AICTE to give 1 crore INR seed capital for research parks

Source: DNA India via PwC – EdLive

The All India Council for Technical Education (AICTE) will fund institutes with 1 crore INR to set up research parks, in order to encourage research among students. An industry partner will also be tasked with setting up the research park, along with providing funds to the tune of 1 crore INR. The research activities to be carried out in the park will also include studies needed for the industry.

“This will be a perfect give-and-take deal. While the industry will participate in financial assistance, the institutes will conduct research on the basis of industry needs. Researchers will also get hands-on experience with real-time industry research activities,” said SS Mantha, Chairman, AICTE. The research park will be set up on the institute premises itself, which should make available at least a 3,000-square-feet area for it.
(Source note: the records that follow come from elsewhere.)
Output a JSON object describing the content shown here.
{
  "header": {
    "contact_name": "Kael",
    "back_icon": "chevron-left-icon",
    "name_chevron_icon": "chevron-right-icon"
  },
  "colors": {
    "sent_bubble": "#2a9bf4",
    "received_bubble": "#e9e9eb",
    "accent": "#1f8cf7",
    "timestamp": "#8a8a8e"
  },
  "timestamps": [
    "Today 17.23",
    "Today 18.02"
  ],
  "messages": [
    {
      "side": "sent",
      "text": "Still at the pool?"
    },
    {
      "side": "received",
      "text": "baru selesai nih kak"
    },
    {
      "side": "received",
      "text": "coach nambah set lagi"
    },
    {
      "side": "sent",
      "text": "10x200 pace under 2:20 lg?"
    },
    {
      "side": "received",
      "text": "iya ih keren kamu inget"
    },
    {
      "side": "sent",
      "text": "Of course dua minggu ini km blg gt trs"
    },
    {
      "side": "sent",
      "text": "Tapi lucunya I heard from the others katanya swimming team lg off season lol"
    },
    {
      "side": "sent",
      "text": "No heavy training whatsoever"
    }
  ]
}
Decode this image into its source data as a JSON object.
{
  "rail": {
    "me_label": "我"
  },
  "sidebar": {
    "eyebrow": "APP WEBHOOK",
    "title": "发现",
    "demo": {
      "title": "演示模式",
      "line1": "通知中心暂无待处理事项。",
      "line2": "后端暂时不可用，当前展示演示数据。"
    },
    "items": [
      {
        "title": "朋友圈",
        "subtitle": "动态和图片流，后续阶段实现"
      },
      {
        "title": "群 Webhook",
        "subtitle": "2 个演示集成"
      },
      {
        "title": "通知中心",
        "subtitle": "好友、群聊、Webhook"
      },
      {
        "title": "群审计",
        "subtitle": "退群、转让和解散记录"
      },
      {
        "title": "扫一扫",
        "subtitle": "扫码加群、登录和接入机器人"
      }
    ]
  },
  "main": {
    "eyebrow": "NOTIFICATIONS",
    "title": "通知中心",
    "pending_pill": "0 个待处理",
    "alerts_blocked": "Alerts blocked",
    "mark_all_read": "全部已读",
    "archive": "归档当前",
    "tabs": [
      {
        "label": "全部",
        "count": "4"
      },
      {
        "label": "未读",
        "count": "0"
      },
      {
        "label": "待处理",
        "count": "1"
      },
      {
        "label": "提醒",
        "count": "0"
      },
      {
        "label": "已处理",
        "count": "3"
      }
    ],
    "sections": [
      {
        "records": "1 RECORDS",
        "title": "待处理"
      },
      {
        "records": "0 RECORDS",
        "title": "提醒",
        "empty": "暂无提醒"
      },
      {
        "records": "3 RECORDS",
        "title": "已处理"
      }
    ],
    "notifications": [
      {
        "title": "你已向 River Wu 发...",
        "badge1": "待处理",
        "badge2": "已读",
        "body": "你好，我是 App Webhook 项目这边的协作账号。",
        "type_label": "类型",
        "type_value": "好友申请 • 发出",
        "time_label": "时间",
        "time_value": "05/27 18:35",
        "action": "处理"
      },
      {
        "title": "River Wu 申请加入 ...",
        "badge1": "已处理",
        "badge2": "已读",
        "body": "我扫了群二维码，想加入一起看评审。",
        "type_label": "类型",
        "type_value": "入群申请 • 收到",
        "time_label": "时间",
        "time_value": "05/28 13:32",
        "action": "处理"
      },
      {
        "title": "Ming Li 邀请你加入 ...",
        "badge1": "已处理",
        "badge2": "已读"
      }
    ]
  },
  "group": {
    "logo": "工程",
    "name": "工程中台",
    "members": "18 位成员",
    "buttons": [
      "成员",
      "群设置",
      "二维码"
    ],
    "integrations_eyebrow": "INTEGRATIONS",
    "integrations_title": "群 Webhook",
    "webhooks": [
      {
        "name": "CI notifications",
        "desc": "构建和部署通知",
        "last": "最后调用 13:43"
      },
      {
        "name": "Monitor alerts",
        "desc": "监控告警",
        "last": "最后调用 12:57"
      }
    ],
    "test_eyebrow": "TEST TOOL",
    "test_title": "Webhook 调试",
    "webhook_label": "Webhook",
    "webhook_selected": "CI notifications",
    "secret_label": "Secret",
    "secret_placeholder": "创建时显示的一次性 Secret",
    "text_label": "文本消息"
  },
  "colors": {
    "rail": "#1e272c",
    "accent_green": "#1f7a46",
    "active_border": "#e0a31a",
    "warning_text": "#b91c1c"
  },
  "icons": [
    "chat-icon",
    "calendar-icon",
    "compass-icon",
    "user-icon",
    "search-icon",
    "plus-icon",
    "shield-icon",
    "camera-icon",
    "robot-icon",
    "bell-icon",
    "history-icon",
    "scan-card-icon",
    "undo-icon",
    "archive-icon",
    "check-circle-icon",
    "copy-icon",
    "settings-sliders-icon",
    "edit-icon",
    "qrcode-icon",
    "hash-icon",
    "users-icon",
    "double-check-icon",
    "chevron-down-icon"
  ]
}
“We aim to open such research parks in at least one state each. However, more such parks would be welcome to provide ample opportunities to research scholars in India,” added Mantha.

Besides this, the AICTE is also going to offer other schemes to encourage research work. The top 100 research students will be placed at the Council of Scientific and Industrial Research (CSIR) and Defence Research and Development Organisation (DRDO) laboratories. The scholars will be shortlisted through a competitive model of testing and the AICTE will give 15,000 INR per month to each student for three years.